Tras semanas de inmersión en la experiencia que ofrece el SONA 2 Cruise de LELO, nuestra perspectiva es clara. Este dispositivo no solo continúa la estela de innovación de la marca, sino que la eleva con mejoras sutiles pero impactantes. Desde el primer instante, su diseño escultural de silicona segura para el cuerpo y ABS, con un peso de apenas 98g, se siente como una pieza de arte pensada para adornar una mesita de noche, invitando a ser descubierta en lugar de ocultada. La verdadera magia reside en la tecnología SenSonic, que, a diferencia de la estimulación por aire pulsado convencional, ofrece una sensación profunda y resonante que se propaga de manera difusa, gracias a su boca más ancha. Es una caricia envolvente que se siente más allá de la superficie.

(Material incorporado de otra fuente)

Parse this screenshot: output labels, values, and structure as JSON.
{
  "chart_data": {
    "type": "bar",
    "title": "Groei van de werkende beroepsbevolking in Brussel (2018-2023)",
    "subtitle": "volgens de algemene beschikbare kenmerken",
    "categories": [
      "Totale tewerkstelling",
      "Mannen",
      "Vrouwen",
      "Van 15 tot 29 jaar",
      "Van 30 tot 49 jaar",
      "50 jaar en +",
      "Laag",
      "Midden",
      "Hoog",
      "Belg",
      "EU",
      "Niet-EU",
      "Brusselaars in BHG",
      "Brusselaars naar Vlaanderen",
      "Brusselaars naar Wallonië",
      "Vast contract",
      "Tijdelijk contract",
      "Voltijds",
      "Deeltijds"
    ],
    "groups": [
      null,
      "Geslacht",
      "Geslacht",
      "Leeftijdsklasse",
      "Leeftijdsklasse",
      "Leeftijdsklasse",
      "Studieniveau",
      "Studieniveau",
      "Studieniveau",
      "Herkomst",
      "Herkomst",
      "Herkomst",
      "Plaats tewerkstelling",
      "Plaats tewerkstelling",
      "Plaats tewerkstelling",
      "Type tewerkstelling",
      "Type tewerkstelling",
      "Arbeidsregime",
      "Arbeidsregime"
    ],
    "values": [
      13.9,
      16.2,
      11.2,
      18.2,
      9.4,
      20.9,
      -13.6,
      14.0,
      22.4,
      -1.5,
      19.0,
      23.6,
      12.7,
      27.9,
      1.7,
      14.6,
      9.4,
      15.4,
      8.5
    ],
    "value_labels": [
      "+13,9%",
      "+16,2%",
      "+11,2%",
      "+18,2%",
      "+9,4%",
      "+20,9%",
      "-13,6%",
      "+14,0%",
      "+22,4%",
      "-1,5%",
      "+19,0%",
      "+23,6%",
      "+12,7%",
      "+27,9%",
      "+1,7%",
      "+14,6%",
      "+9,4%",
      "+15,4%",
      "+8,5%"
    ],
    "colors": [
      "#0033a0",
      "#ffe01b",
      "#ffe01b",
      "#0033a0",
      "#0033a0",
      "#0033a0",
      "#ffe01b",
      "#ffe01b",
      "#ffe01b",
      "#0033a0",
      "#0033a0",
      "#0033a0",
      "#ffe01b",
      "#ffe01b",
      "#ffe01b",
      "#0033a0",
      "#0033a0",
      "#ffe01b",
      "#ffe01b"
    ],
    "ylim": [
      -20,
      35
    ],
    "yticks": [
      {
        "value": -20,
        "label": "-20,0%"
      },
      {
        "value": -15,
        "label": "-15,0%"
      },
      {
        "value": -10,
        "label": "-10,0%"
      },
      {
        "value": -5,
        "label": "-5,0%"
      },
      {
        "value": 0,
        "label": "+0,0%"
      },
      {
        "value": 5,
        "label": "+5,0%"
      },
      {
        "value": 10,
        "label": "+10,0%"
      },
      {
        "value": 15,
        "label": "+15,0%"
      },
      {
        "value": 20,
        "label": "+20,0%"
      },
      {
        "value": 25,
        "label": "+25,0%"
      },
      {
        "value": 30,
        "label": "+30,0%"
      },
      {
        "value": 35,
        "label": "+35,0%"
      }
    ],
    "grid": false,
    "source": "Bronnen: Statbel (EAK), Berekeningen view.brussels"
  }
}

La característica estrella, sin duda, es el Cruise Control. Experimentar cómo mantiene una intensidad constante (con sus 12 niveles a nuestra disposición), sin desvanecerse en los momentos más cruciales, es un testimonio de la ingeniería de LELO. Permite una entrega ininterrumpida de placer, una promesa cumplida para quienes valoran la consistencia en su ritual de bienestar. Sin embargo, en las intensidades más altas, el dispositivo se vuelve audible, un detalle a considerar en entornos compartidos. La duración de la batería, de hasta 120 minutos, requiere cargas más frecuentes (un ciclo completo toma 120 minutos vía USB), pero el práctico bloqueo de viaje asegura que no haya sorpresas en la maleta. Si bien la marca superó un recordatorio histórico en modelos tempranos, la garantía de calidad de 10 años reafirma su compromiso con la excelencia. Es un dispositivo para quienes buscan una experiencia sofisticada y singular, un verdadero logro en el arte del placer consciente.